Drought Impact on Water Quality


Impact of drought on water quality is one of the research areas focused by the drinet team. Hydrological impacts of drought have been widely analyzed but the environmental impacts of droughts have received only perfunctory and qualitative attention. Quantitative analysis of the role of droughts on stream water quality has not been forthcoming probably due to the lack of availability of water quality data and the inherent process complexity.

Study Area and Data Availability

The St. Joseph River watershed(HUC # 04100003; Fig 1), with a drainage area of 2800 km2, is located in Indiana, Michigan, and Ohio. The weekily timeseries data of water quality parameters for the basin (location as in Fig 1) were available for 11 years (1998-2008) from St. Joseph River watershed initiative. The quality parameters includes Phosphorus, Ammonia, Atrazine, Cyanazine, Alachlor, Metachlor, E.Coli and Total Coliform.
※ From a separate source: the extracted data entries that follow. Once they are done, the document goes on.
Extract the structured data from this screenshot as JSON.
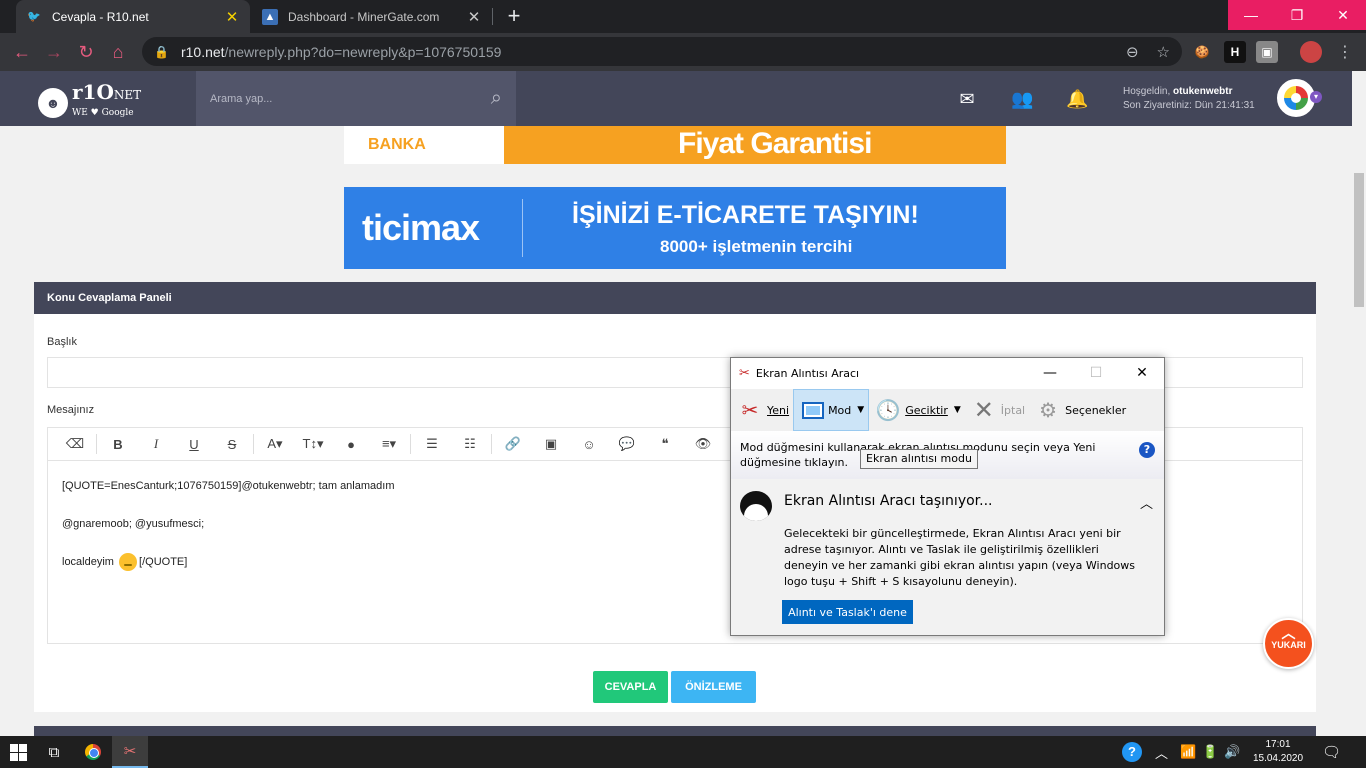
{
  "browser": {
    "tabs": [
      {
        "title": "Cevapla - R10.net",
        "active": true
      },
      {
        "title": "Dashboard - MinerGate.com",
        "active": false
      }
    ],
    "url_host": "r10.net",
    "url_path": "/newreply.php?do=newreply&p=1076750159"
  },
  "site": {
    "logo_main": "r1O",
    "logo_suffix": "NET",
    "logo_sub": "WE ♥ Google",
    "search_placeholder": "Arama yap...",
    "welcome_prefix": "Hoşgeldin,",
    "username": "otukenwebtr",
    "last_visit": "Son Ziyaretiniz: Dün 21:41:31"
  },
  "ads": {
    "ad1_brand": "BANKA",
    "ad1_text": "Fiyat Garantisi",
    "ad2_brand": "ticimax",
    "ad2_headline": "İŞİNİZİ E-TİCARETE TAŞIYIN!",
    "ad2_sub": "8000+ işletmenin tercihi"
  },
  "panel": {
    "title": "Konu Cevaplama Paneli",
    "label_title": "Başlık",
    "label_message": "Mesajınız",
    "message_lines": [
      "[QUOTE=EnesCanturk;1076750159]@otukenwebtr; tam anlamadım",
      "@gnaremoob; @yusufmesci;",
      "localdeyim",
      "[/QUOTE]"
    ],
    "btn_reply": "CEVAPLA",
    "btn_preview": "ÖNİZLEME",
    "toolbar": [
      "⌫",
      "B",
      "I",
      "U",
      "S",
      "A▾",
      "T↕▾",
      "●",
      "≡▾",
      "☰",
      "☷",
      "🔗",
      "▣",
      "☺",
      "💬",
      "❝",
      "👁",
      "⋯"
    ]
  },
  "scroll_top": {
    "label": "YUKARI"
  },
  "snipping": {
    "title": "Ekran Alıntısı Aracı",
    "tools": {
      "new": "Yeni",
      "mode": "Mod",
      "delay": "Geciktir",
      "cancel": "İptal",
      "options": "Seçenekler"
    },
    "info": "Mod düğmesini kullanarak ekran alıntısı modunu seçin veya Yeni düğmesine tıklayın.",
    "tooltip": "Ekran alıntısı modu",
    "notice_title": "Ekran Alıntısı Aracı taşınıyor...",
    "notice_body": "Gelecekteki bir güncelleştirmede, Ekran Alıntısı Aracı yeni bir adrese taşınıyor. Alıntı ve Taslak ile geliştirilmiş özellikleri deneyin ve her zamanki gibi ekran alıntısı yapın (veya Windows logo tuşu + Shift + S kısayolunu deneyin).",
    "notice_button": "Alıntı ve Taslak'ı dene"
  },
  "taskbar": {
    "time": "17:01",
    "date": "15.04.2020"
  }
}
Location of the St. Joseph River watershed and water quality sampling stations. The station in circle is used for the current study.

Study Approach

The study is proposed with analyzing the indication of drought on water quality data with different severity of drought. Droughts over different durations (monthly, seasonal, 6 months and annual, Fig.2) were identified using the Standardized Streamflow Index (SSI) (Kao and Govindaraju, 2010). SSI is a probability index based on the probability of recording of streamflow, the probabilities are standardized so that an index of zero indicates median streamflow. The index is negative for drought and positive for wet period.
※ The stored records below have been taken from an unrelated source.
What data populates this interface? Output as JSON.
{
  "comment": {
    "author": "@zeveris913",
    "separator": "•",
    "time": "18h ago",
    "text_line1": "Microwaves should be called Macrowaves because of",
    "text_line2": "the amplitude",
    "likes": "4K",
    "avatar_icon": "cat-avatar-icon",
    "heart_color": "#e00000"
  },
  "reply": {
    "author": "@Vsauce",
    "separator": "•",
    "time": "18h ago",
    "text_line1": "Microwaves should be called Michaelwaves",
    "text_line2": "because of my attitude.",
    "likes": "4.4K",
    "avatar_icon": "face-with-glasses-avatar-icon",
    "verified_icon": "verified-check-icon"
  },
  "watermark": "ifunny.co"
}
The water quality analysis is performed using both load and concentration of different constituents. The daily loads were estimated using LOADEST model; a regression model which requires observed constituent concentrations and daily streamflow values. However, daily data cannot be estimated for E. Coli and Total Coliform using LOADEST, so for these constituents analyses was conducted using measured data only. The preliminary analysis has been done using the Cedar Creek basin data.

Preliminary Results

  • Measured data analysis indicates high concentration during wet year compared to dry year. This indicates the non point source pollution as the driving factor affecting water quality
  • Correlation analysis shows a positive trend for nutrients especially loads with wetness; but load will be always directly correlated with flow. A comparison of nutrients and pesticides concentration trend shows the nutrients has a positive correlation with wetness (SSI).
  • The seasonal and 6 months analysis also shows a high concentration and load during wet period than the dry period


  • Results indicate that droughts exert an important control on water quality both in terms of concentrations and loads.
  • The results of analysis using LOADEST simulated values are always biased with stream flow. A better understanding of the processes is possible by using watershed models such as SWAT
  • Limited data availability: 11 years of weekly data is a shortfall for data driven analysis especially for hydrological events such as drought
We are analyzing the stream flow, precipitation, and water quality data to quantify the impacts of drought on water quality. This is currently being done utilizing streamflow and water quality data in measured in the St. Joseph River watershed. We have presented the preliminary findings to the annual conference of the Indiana Water Resources Association.